Zim in drug supplies poser

Government has availed $6,7 million out of the required $29 million by pharmaceutical companies to restock medical supplies that had run out, the Pharmaceutical Society of Zimbabwe has said.


The drug situation in the country is critical due to foreign currency shortages as 95% of the country’s medicines are imported, the society said in a statement.

“In the meantime, engagements with all stakeholders involved in the supply of medicines value chain are on-going and the Health and Child Care minister has advised the industry that the Reserve Bank of Zimbabwe had allocated $6.7 million from a total requirement of $29 million as of (11/10/18),” society president Portifa Mwendera said in the statement.

In recent weeks, most pharmacies refused issuing medicines to patients paying electronically and instead were demanding hard currency, a development that exposed many patients, particularly those on life prolonging drugs, to danger.

The few pharmacies accepting electronic payments resorted to charging higher prices, prompting Vice-President Kembo Mohadi to issue a warning against the pharmaceutical companies and other manufacturers of basic commodities against the practice.

Local drug manufacturing companies are currently operating below capacity and require approximately $45 million to retool, according to Mwendera.

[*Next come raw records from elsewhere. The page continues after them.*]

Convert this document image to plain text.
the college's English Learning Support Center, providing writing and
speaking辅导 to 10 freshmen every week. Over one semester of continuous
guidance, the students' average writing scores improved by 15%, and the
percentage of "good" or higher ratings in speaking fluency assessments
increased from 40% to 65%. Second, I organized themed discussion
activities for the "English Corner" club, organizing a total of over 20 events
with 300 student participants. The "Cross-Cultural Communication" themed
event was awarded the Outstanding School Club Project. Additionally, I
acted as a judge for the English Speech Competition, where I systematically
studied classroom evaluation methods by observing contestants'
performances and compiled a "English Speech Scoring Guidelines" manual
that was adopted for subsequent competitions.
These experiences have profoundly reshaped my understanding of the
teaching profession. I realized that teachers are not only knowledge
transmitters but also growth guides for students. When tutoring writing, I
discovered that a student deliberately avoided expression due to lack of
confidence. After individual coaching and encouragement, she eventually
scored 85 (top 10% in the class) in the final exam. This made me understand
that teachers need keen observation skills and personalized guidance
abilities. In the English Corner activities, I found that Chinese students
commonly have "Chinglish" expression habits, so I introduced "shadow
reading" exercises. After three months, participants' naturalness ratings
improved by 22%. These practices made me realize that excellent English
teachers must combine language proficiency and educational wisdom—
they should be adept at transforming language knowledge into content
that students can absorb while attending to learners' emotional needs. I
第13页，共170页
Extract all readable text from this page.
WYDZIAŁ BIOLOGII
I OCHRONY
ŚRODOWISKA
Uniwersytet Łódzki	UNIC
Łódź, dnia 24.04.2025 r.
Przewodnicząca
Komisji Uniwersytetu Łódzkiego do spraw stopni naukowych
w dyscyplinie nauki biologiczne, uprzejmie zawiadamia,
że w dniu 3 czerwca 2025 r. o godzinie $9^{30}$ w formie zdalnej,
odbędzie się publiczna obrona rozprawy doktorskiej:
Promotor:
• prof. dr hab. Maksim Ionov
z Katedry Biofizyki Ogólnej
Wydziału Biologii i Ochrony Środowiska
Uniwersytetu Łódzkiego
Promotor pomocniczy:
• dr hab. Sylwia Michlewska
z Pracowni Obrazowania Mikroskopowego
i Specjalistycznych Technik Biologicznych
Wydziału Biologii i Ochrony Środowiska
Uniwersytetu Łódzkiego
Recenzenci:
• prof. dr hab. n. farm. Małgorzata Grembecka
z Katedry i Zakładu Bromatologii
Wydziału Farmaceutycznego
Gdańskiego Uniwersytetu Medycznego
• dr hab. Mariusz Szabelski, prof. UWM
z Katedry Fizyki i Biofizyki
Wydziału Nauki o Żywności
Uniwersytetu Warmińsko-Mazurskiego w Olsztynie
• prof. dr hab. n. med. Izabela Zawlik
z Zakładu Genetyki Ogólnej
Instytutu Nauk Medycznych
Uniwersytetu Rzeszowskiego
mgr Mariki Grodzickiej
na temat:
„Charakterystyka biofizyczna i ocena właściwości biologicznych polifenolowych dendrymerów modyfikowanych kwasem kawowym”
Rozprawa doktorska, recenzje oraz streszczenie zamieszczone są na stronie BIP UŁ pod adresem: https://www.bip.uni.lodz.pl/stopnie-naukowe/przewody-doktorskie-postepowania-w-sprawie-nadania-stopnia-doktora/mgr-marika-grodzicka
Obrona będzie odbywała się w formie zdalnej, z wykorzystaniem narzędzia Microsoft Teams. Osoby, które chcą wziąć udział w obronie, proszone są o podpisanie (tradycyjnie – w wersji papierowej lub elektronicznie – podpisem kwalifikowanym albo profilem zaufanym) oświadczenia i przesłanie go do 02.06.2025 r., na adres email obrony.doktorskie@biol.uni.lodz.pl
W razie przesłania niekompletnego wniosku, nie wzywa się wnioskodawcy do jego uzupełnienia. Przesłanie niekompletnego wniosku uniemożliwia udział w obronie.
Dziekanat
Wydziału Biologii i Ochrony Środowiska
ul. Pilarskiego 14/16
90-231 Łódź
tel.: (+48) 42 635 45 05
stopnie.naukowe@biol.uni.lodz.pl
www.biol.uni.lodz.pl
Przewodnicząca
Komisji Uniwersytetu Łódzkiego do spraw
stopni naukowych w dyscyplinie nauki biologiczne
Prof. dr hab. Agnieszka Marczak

“The Society is particularly pleased to note that there was also allocation to Natpharm to fund for public sector supplies and to local manufacturers so that they can also increase capacity to service local market and also export,” Mwendera said.

As a consequence of lack of foreign currency, about 90% of drugs in public hospitals are supplied by donors, while private pharmacies mostly rely on imports.

The biggest donors of medicines in Zimbabwe include the United Nations Children’s Fund, the UN Global Fund, US President’s Emergency Plan for Aids Relief and the United Kingdom’s Department for International Development.

The Pharmaceutical Manufacturers’ Association of Zimbabwe also confirmed the crisis and said in most cases the local drug manufacturing industry had been receiving just up to 20% of their monthly foreign currency requirements of about $2 million.